So, what do we think about ‘Gotham’?

So, what do we think about ‘Gotham’? November 8, 2014

Gotham, the Batman prequel on Fox, seems to me to be finding its legs. The early episodes featured a bit too much of what many series offer early on — heavy doses of exposition and unsubtly explicit attempts to Establish Characters. The tone has also been inconsistent, giving one the sense that this is an 8 o’clock network show that partly wishes it were on at 10 pm on FX.

The fan service bits have been fun — hey, look, it’s a young Poison Ivy! — but the show is going to need more than that to keep us interested. It’s also been fun, all along, watching some terrific pros at work. Donal Logue is perfect as the pragmatically corrupt Det. Harvey Bullock. Jada Pinkett Smith is having contagiously campy fun with her role as the gangster Fish Mooney. And Sean Pertwee is making me care about Alfred Pennyworth’s role in this story (while also reminding me, in a good way, of his Doctor dad).

But the core of the show is Det. Jim Gordon, and it’s here, with Ben McKenzie, that Gotham has really started to hook me in. Playing an unfailingly good and honest man is a tricky thing. It can flatten a character out into little more than a cipher or a variable. But McKenzie keeps Gordon alive and interesting by playing him as a man who repeatedly chooses to be good and honest — often because he doesn’t seem to know what else to do.

That’s especially true in his scenes with the terrific Robin Lord Taylor, who seems to be waddling off with the show. Gotham was never supposed to be “Young Batman,” but thanks to Taylor it’s not just “Young Jim Gordon” either. Increasingly, it’s “Young Penguin,” and that turns out to be far more interesting than I would have expected.

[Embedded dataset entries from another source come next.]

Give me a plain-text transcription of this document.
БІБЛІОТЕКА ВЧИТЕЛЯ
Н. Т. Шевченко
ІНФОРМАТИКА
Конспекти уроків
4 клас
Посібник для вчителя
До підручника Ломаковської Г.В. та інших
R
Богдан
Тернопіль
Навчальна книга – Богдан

There was a scene in the fifth episode that, for me, captured what’s potentially most interesting in this series. Gordon has been dragged before the mobster Maroni to tell the story in which he refused to kill Oswald Cobblepot (the Penguin). Cobblepot is sitting there at the table and if their stories don’t match, Maroni will kill them both.

Gotham

“Jim, just tell the truth,” Penguin hisses to Gordon, and both actors show us the steps involved in their thinking. Gordon knows that Cobblepot is an untrustworthy liar who might have said anything, but he also knows that the Penguin is smart enough to guess that Gordon will tell the truth, as he usually does. Cobblepot is probably counting on Gordon to be trustworthy and honest, so the safest answer would be to tell the truth. But Gordon can also see that Cobblepot is betting on him being an honest man — not just to stop Maroni from killing them, but for some larger role in some bigger game. Gordon seems aware that telling the truth means, in some way, playing into the Penguin’s larger plans.

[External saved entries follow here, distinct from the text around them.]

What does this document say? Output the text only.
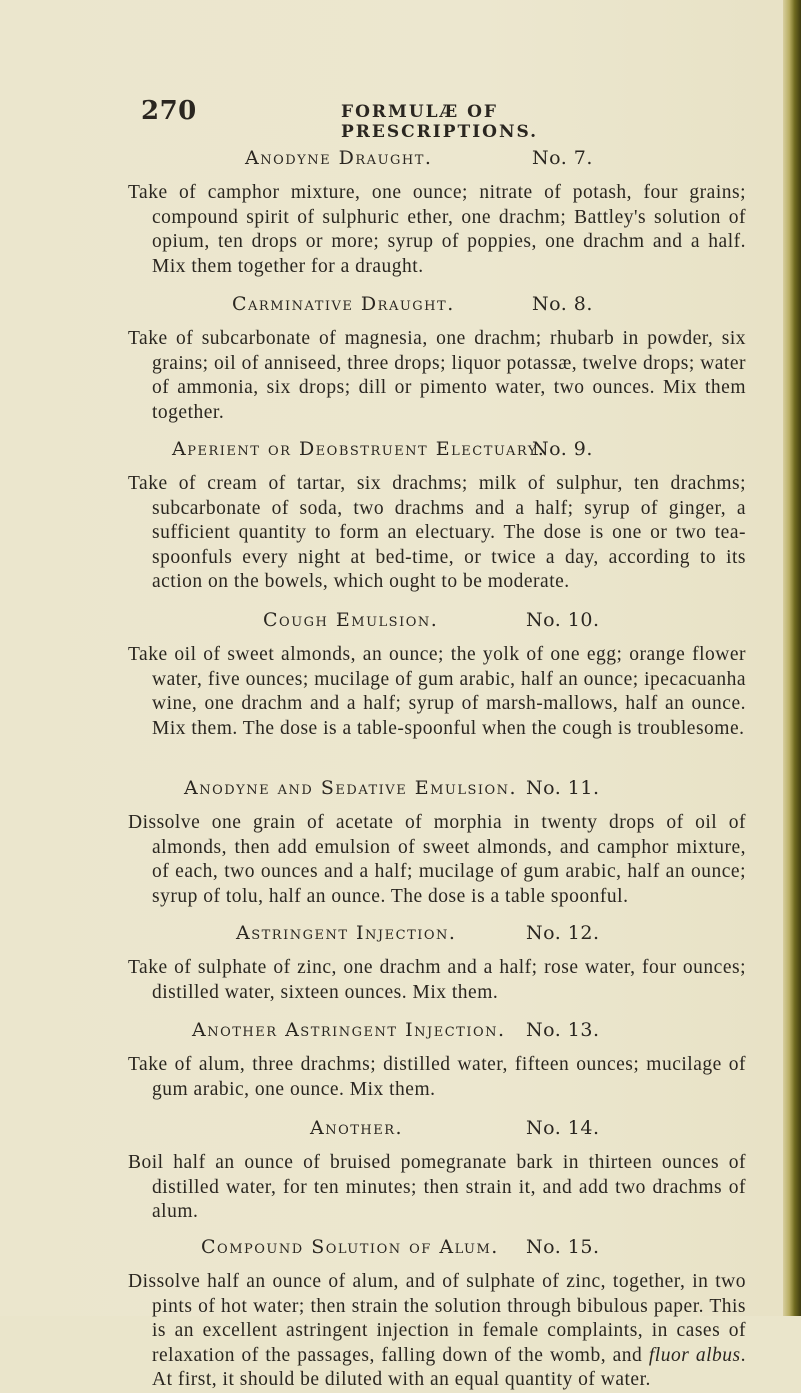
270	FORMULÆ OF PRESCRIPTIONS.
Anodyne Draught.	No. 7.

Take of camphor mixture, one ounce; nitrate of potash, four grains; compound spirit of sulphuric ether, one drachm; Battley's solution of opium, ten drops or more; syrup of poppies, one drachm and a half. Mix them together for a draught.

Carminative Draught.	No. 8.

Take of subcarbonate of magnesia, one drachm; rhubarb in powder, six grains; oil of anniseed, three drops; liquor potassæ, twelve drops; water of ammonia, six drops; dill or pimento water, two ounces. Mix them together.

Aperient or Deobstruent Electuary.
No. 9.

Take of cream of tartar, six drachms; milk of sulphur, ten drachms; subcarbonate of soda, two drachms and a half; syrup of ginger, a sufficient quantity to form an electuary. The dose is one or two tea-spoonfuls every night at bed-time, or twice a day, according to its action on the bowels, which ought to be moderate.

Cough Emulsion.	No. 10.

Take oil of sweet almonds, an ounce; the yolk of one egg; orange flower water, five ounces; mucilage of gum arabic, half an ounce; ipecacuanha wine, one drachm and a half; syrup of marsh-mallows, half an ounce. Mix them. The dose is a table-spoonful when the cough is troublesome.

Anodyne and Sedative Emulsion. No. 11.

Dissolve one grain of acetate of morphia in twenty drops of oil of almonds, then add emulsion of sweet almonds, and camphor mixture, of each, two ounces and a half; mucilage of gum arabic, half an ounce; syrup of tolu, half an ounce. The dose is a table spoonful.

Astringent Injection.	No. 12.

Take of sulphate of zinc, one drachm and a half; rose water, four ounces; distilled water, sixteen ounces. Mix them.

Another Astringent Injection. No. 13.

Take of alum, three drachms; distilled water, fifteen ounces; mucilage of gum arabic, one ounce. Mix them.

Another.	No. 14.

Boil half an ounce of bruised pomegranate bark in thirteen ounces of distilled water, for ten minutes; then strain it, and add two drachms of alum.

Compound Solution of Alum. No. 15.

Dissolve half an ounce of alum, and of sulphate of zinc, together, in two pints of hot water; then strain the solution through bibulous paper. This is an excellent astringent injection in female complaints, in cases of relaxation of the passages, falling down of the womb, and fluor albus. At first, it should be diluted with an equal quantity of water.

So here are two men. One has calculated that he’s not smart enough to outsmart all the dangerous people around him, and so he might as well stick with the truth. The other has calculated that he is so smart that an incorruptibly trustworthy honest man might be more of an ace in the hole than a threat to his dishonest schemes.

That ups the ante on the story I thought we’d be getting from Gotham. I thought this was going to be the story of the lone hero bravely battling against the forces of corruption in the city. Instead, it’s the story of how this lone hero comes to see that the forces of corruption have already figured out how to account for him. He’s realizing that his incorruptibility might serve their ends just as well as if he were a willing accomplice in their corruption. Knowing that, what should he do then?

And there you go. The story has me asking “What then?” And as long as a story keeps me asking that, I’ll go along for the ride.